At first glance the exotic scenery and outlandish wildlife splashed across bright advertising posters seem as fictitious as the animated characters in Madagascar the movie.
But recent years have seen tourism in Madagascar flourish.
In 2008, the industry brought in nearly $400m (£275m), directly employing 25,000 people, and indirectly employing as many as 100,000, according to the ONTM.
Last year 378,000 foreign visitors arrived, an increase of 25,000 on 2007.
The world’s fourth largest island and one of only four global biodiversity hotspots, Madagascar is home to animals as bizarre as the hog-nosed snake and hairy-eared dwarf lemur.
Most of what the Indian Ocean island has to offer visitors exists nowhere else in the world.
At the moment though, this means little to Madagascar’s hotel owners, who have been particularly hard hit by the political crisis.

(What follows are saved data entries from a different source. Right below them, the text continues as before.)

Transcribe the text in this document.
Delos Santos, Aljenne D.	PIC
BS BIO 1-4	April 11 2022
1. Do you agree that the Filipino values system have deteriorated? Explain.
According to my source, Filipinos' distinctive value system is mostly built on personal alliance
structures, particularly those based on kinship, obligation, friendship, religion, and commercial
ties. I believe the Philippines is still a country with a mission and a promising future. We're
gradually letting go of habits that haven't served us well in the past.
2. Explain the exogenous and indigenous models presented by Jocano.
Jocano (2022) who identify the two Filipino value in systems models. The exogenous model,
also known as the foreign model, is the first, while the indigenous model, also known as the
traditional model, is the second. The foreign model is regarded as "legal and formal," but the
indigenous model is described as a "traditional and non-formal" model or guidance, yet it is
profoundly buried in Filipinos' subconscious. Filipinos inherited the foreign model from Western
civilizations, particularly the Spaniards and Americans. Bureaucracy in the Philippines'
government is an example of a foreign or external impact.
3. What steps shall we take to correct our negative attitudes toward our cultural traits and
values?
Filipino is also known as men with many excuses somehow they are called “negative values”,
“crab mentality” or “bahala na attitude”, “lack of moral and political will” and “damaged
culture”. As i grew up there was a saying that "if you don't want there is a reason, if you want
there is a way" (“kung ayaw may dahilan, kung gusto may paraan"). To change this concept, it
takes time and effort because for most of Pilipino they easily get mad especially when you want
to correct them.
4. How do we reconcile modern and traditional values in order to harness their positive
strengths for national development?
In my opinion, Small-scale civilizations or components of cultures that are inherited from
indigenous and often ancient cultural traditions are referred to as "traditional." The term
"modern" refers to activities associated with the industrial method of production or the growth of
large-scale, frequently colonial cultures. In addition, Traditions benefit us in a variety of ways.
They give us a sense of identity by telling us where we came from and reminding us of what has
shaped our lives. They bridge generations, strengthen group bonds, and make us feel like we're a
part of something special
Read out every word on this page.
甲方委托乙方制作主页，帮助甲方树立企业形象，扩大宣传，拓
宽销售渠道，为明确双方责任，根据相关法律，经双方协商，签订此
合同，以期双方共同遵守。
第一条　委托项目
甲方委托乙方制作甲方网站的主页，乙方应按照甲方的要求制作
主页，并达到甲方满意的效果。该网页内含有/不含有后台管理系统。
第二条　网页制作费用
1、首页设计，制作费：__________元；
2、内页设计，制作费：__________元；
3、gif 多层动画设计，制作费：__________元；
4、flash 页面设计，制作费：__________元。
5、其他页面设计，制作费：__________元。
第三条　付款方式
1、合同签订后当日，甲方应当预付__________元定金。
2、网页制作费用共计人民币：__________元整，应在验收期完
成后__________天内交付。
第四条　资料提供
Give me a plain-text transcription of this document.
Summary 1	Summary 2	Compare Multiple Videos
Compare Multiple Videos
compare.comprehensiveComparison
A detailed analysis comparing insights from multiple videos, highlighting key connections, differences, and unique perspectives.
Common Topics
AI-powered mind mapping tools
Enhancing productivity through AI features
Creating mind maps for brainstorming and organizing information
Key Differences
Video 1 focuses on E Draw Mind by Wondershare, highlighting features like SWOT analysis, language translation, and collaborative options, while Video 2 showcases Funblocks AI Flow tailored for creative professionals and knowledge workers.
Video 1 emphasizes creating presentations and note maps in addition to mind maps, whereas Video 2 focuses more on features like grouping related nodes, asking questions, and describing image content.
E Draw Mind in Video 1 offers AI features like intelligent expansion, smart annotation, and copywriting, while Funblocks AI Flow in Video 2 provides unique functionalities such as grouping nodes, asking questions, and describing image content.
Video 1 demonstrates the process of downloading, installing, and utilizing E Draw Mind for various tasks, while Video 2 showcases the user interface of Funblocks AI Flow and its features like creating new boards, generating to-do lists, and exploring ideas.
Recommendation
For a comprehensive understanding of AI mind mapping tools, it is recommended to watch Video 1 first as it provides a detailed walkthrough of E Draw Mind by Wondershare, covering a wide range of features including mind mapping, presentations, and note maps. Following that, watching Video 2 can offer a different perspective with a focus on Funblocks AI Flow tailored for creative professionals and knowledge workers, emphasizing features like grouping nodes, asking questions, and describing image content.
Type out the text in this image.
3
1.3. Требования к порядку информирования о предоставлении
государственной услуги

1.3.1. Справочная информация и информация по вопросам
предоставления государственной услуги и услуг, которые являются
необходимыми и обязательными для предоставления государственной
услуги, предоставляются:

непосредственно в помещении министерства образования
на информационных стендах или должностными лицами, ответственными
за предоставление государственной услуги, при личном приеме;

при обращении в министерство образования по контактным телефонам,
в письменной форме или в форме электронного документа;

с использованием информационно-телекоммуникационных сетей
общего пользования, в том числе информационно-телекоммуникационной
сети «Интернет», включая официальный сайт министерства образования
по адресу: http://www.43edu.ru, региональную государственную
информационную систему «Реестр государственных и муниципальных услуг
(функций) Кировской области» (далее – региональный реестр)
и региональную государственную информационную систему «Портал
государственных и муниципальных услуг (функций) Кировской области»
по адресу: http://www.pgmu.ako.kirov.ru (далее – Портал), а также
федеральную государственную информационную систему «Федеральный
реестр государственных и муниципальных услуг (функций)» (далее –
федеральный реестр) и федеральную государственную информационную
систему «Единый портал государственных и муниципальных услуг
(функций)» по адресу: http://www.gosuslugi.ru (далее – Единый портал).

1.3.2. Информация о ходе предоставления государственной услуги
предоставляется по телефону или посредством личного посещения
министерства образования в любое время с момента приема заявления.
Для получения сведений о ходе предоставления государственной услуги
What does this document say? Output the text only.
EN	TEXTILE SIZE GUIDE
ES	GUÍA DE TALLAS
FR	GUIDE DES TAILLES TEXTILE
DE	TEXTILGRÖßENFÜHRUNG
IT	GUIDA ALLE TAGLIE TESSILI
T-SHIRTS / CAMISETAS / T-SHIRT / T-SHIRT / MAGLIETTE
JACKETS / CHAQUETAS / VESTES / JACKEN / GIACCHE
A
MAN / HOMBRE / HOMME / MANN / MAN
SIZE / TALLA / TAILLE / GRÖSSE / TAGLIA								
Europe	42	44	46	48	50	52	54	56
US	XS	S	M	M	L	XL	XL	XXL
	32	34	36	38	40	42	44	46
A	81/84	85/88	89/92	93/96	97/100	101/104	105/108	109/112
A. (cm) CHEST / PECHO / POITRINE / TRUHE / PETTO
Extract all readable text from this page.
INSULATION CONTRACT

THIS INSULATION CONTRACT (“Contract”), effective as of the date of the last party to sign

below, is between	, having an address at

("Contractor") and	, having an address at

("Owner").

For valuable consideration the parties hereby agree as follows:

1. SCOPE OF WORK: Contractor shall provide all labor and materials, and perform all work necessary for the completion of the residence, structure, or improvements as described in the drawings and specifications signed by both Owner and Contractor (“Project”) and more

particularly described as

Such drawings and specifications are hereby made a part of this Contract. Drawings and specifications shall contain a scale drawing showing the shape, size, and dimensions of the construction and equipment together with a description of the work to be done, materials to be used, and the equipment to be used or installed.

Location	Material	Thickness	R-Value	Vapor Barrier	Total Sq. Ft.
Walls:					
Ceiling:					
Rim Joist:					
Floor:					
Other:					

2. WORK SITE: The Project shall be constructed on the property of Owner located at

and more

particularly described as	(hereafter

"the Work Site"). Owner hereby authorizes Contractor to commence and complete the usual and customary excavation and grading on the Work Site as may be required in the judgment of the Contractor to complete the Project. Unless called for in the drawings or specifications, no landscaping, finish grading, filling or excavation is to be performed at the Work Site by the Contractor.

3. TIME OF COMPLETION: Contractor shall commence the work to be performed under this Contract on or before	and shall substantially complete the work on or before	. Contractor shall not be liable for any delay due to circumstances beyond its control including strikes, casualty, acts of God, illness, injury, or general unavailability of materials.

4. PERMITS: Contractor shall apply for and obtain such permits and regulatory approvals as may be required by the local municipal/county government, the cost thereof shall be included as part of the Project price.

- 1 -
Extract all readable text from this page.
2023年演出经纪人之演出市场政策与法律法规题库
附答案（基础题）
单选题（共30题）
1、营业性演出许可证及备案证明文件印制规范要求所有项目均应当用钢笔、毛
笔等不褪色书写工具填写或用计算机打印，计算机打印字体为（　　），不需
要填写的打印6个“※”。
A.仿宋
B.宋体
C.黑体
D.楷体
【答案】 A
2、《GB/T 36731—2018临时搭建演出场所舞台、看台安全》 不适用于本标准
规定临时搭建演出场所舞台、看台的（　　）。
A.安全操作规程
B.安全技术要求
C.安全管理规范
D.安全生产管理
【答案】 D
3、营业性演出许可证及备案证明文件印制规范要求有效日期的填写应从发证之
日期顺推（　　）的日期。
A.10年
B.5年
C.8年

“This is a catastrophe for hoteliers,” said Eric Koller, head of Madagascar’s hotel and restaurant federation.
“Eighty per cent of hotels are closing and the provinces have been especially hard hit.
“Most hotels have reduced staff by 50%, and some have laid off all staff without pay.”
But it is not just hotels and restaurants that are being affected.
“The tourism industry train is enormous,” said Mr Koller. “It includes artisans who sell souvenirs to tourists, car hire companies, and even farmers and fishermen who sell food to the hotels.”
Even conservation projects in the country are under threat. Volunteers from abroad form the backbone of many environmental projects in the country, but some countries are now advising travellers to avoid Madagascar.
“Travel advice recommending against travel to Madagascar is having a profound impact,” said Edward Tucker-Brown, manager of a luxury camping company.
“Salaries are falling, unemployment is rising and environmental monitoring and protection are being severely hampered.”
In rural areas, where some communities rely on money from tourism to supplement falling incomes from vanilla farming, many will be hit hard by falling visitor numbers.
A major problem would be any decision by foreign travel agencies not to include Madagascar as a destination in travel brochures for 2010.
“My company is struggling to survive as a result of the crisis,” said one operator. “And it will take more than a film to help us.”